A longer-term solution could be signing up for an income-driven repayment plan.
If you qualify, you may be able to reduce your monthly payment based on your income. Enrolling in an income-driven repayment plan won’t have a negative impact on your credit score or history. However, income-driven plans aren’t always the lowest monthly payment option, so you might want to look at all options before applying to one.
On certain income-driven repayment plans, student loan balances can be forgiven after 20 or 25 years, depending on the payment plan you are eligible for. Remember, with an income-driven repayment plan, your monthly payment is based on your total income.
That means if you change jobs, or see a significant increase in your paycheck, you’ll be expected to pay a higher monthly bill on your student loan payment.
Another long-term solution, depending on your financial circumstances, could be student loan refinancing. Some private lenders can consolidate your loans, whether federal or private, and potentially offer you a lower interest rate or options to lengthen your term to reduce monthly payments.

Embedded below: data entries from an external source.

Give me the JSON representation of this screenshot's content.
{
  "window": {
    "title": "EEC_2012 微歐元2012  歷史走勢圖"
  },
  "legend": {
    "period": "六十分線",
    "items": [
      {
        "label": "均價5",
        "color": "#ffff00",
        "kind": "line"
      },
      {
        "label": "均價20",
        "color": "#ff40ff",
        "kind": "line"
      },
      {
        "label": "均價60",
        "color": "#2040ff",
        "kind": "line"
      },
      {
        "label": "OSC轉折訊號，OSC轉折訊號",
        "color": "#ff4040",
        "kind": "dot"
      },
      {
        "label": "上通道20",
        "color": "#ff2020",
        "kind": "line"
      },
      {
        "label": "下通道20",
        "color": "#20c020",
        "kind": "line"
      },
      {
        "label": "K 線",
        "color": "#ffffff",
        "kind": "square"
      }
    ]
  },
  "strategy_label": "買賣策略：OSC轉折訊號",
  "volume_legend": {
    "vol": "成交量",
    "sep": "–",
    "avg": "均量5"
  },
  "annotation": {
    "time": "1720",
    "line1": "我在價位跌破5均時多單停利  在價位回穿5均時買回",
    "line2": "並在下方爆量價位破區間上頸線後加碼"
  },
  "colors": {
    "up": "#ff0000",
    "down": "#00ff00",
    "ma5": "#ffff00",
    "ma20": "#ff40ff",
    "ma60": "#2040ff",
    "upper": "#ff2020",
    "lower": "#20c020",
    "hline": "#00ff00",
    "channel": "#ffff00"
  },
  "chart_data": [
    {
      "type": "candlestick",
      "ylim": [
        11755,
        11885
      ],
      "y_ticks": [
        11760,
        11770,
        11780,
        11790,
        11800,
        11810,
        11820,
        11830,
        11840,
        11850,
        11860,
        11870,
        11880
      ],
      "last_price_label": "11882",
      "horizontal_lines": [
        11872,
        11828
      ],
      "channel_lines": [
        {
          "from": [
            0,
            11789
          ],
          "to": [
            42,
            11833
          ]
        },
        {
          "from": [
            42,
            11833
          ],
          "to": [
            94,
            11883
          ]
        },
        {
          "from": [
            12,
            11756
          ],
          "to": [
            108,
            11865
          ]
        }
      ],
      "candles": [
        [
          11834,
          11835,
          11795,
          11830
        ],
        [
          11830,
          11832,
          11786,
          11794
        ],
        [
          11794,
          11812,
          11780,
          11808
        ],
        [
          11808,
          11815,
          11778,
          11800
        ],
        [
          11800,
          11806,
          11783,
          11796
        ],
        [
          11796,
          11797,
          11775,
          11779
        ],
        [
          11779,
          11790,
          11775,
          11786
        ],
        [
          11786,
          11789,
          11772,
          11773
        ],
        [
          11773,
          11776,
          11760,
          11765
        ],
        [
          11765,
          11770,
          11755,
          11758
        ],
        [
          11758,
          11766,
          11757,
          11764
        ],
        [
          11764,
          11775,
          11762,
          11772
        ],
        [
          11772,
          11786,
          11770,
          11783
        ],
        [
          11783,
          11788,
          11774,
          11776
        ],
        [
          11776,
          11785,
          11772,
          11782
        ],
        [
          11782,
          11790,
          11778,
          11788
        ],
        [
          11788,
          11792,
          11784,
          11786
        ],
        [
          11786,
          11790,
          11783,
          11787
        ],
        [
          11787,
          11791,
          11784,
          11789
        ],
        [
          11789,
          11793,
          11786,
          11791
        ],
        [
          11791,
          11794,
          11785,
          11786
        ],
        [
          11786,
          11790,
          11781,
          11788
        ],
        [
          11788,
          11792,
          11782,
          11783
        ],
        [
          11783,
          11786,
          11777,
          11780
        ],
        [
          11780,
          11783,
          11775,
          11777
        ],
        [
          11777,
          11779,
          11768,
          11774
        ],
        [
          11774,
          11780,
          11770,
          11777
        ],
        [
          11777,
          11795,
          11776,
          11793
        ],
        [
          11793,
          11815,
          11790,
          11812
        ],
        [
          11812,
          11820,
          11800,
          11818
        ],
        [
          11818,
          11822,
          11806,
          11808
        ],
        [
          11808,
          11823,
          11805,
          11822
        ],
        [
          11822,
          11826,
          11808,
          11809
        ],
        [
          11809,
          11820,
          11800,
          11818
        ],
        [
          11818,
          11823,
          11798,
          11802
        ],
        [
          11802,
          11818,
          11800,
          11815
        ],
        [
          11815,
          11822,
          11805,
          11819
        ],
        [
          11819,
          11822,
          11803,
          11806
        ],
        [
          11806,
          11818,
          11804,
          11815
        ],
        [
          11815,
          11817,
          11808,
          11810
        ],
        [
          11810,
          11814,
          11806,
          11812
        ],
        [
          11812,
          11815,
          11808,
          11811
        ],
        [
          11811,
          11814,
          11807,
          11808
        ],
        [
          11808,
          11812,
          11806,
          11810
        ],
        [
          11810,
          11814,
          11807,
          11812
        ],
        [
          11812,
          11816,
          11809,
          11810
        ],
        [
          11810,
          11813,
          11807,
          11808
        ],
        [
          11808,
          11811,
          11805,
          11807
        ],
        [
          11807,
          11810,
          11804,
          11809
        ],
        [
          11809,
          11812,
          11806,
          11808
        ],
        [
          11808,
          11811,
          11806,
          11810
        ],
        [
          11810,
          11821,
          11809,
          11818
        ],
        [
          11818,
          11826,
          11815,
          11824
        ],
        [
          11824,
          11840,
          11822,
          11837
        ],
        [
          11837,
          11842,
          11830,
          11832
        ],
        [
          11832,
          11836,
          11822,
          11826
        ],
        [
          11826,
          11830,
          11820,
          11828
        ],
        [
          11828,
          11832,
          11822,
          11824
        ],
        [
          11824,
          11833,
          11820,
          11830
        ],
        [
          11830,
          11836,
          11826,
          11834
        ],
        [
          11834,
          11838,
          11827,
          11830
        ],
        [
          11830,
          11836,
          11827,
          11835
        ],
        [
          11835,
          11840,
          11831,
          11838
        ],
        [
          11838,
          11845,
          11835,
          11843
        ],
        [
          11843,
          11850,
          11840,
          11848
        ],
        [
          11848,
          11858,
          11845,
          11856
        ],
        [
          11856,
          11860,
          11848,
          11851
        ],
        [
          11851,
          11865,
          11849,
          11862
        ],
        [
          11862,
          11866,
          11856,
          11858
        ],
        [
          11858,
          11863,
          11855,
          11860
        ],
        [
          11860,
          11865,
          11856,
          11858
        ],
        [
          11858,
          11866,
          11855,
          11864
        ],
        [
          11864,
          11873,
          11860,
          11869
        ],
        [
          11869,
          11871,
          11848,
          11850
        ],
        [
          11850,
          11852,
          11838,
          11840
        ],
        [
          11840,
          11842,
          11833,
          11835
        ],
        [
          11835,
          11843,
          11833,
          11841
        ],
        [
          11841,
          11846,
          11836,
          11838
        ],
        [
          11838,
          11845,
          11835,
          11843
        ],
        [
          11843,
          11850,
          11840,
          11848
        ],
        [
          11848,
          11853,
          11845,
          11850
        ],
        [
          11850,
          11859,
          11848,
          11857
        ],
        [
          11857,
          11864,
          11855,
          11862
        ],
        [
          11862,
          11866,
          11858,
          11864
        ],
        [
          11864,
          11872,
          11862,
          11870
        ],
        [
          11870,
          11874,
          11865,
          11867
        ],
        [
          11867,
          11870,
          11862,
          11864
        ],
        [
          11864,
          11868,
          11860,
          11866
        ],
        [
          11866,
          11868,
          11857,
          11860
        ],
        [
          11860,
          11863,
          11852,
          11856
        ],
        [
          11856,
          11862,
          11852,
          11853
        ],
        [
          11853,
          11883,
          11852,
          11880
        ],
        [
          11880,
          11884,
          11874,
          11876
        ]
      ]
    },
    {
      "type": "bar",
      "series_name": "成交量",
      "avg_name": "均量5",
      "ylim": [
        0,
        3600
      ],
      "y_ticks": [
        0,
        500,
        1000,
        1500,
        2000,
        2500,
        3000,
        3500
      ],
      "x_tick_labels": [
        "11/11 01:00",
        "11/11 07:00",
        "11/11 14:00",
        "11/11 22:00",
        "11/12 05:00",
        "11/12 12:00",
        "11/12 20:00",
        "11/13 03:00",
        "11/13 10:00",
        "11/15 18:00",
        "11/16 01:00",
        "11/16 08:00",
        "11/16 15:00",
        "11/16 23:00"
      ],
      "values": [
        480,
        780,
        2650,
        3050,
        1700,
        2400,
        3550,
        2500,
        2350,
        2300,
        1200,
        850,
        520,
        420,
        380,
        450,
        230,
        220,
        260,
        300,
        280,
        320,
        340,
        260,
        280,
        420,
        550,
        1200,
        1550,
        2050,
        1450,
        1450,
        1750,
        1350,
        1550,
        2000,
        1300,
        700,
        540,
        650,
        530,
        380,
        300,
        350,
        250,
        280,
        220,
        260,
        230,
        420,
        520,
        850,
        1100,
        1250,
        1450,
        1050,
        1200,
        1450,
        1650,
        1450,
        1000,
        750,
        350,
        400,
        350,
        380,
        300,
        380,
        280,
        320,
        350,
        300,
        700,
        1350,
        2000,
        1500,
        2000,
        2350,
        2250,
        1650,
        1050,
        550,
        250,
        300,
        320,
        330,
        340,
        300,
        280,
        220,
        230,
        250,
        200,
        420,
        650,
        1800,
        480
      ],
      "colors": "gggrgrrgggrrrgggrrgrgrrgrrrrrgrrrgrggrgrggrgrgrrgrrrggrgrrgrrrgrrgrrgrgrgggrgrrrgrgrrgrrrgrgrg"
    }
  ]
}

Refinancing could be a good option if you have good credit and a solid income, among other factors. Unlike an income-driven repayment plan, your monthly payment wouldn’t change if your income increases.
If you don’t qualify for student loan refinancing on your own, some lenders may let you apply for refinancing with a cosigner. Student loan refinancing might be a good long-term solution for those who don’t plan to take advantage of federal income driven-repayment plans or other federal benefits.
Refinancing your federal and private loans can roll many loans into one new loan with one new monthly payment. So in addition to potentially saving you money on interest, refinancing could also simplify your repayment process.